This is the first model made by J.H. Stone & Co., also the first Stone’s Short Tubular as well. For its time, this lantern was well ahead of the American competitors, the tubes are wider, fount is at least 3x as large, and has holes below the burner to allow fresh air in to make the lantern burn bright. The corners of this lantern are ‘coffin corners’, as collectors say. The tubes are actually one long piece, however cut to form the corners, the lower corners also have an additional strengthening piece. The globe is unmarked, however, it has the same fat shape, and small upper lip of all the J.H. Stone marked globes I’ve seen, so I believe it is the original globe to the lantern, but predates Stone marked globes.
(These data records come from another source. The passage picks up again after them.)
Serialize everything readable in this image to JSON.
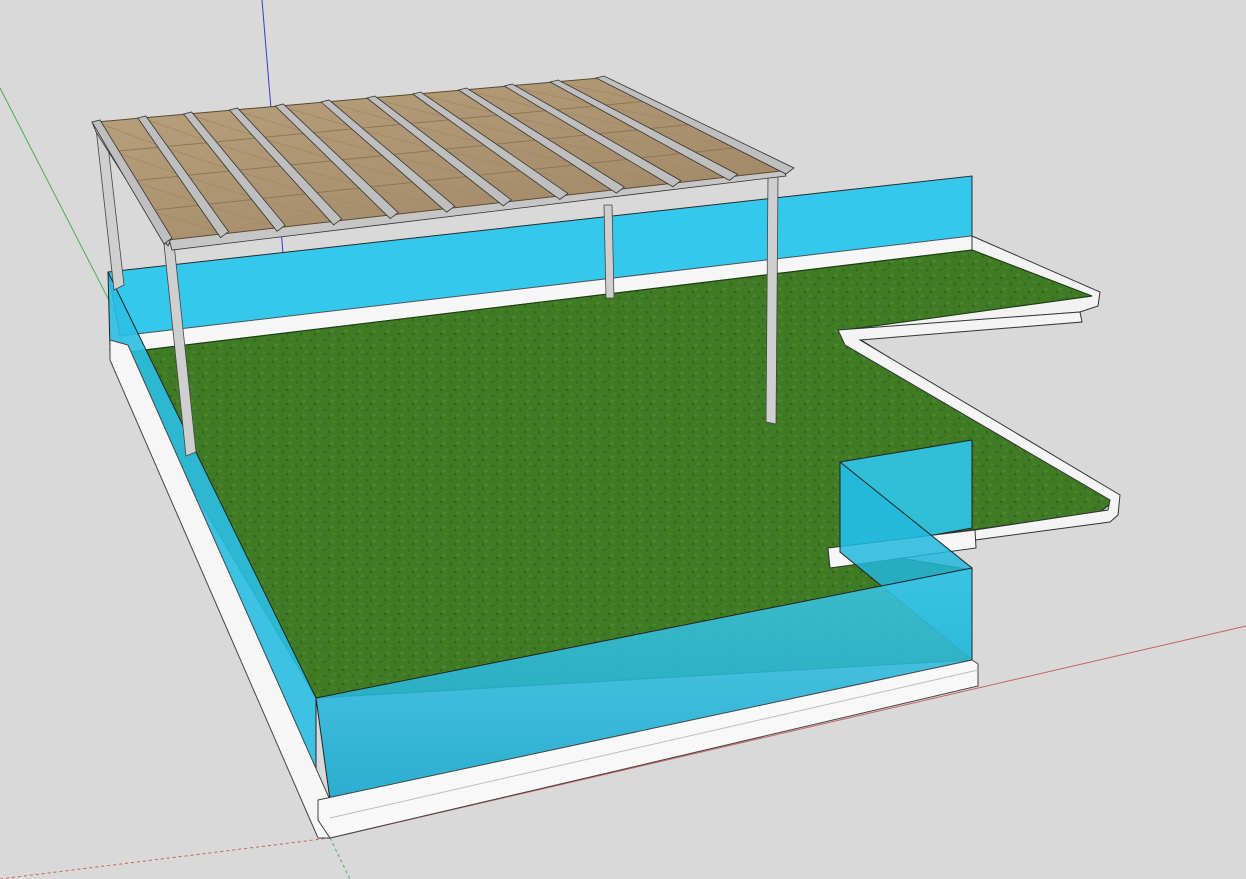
{
  "app": {
    "viewport_background": "#d9d9d9"
  },
  "scene": {
    "objects": [
      "axis-red",
      "axis-green",
      "axis-blue",
      "grass-terrace",
      "glass-railing-back",
      "glass-railing-left",
      "glass-railing-front",
      "glass-railing-inner",
      "pergola",
      "pergola-shade-sails"
    ],
    "colors": {
      "grass": "#3f7a25",
      "grass_dark": "#2f6a1c",
      "glass_back": "#2fc6ea",
      "glass_front": "#1bb4d6",
      "curb": "#f6f6f6",
      "curb_shadow": "#bdbdbd",
      "sail": "#b39a78",
      "sail_dark": "#8e7656",
      "pergola_frame": "#c9c9c9",
      "axis_red": "#c8625f",
      "axis_green": "#4caf50",
      "axis_blue": "#2b3fd0"
    }
  }
}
Interestingly, this lantern has a fuel spout. A fuel spout wouldn’t be on Stone lanterns, or many other lanterns for at least another 10 years. After some discussion, another collector and I figured this was a later retrofit, likely done in the later 1880s. It is done excellently, unlike some other fuel spout additions. This lantern also has a unique globe plate, it is made of tiny perforated holes across the whole piece of metal. Other globe plates often have large holes only along the bottom. This must have been a cheaper option for Stone, as he was still starting his business. Unfortunately, the metal has ripped due to the design, much like a stamp.
This lantern is truly a great piece of Canadian history.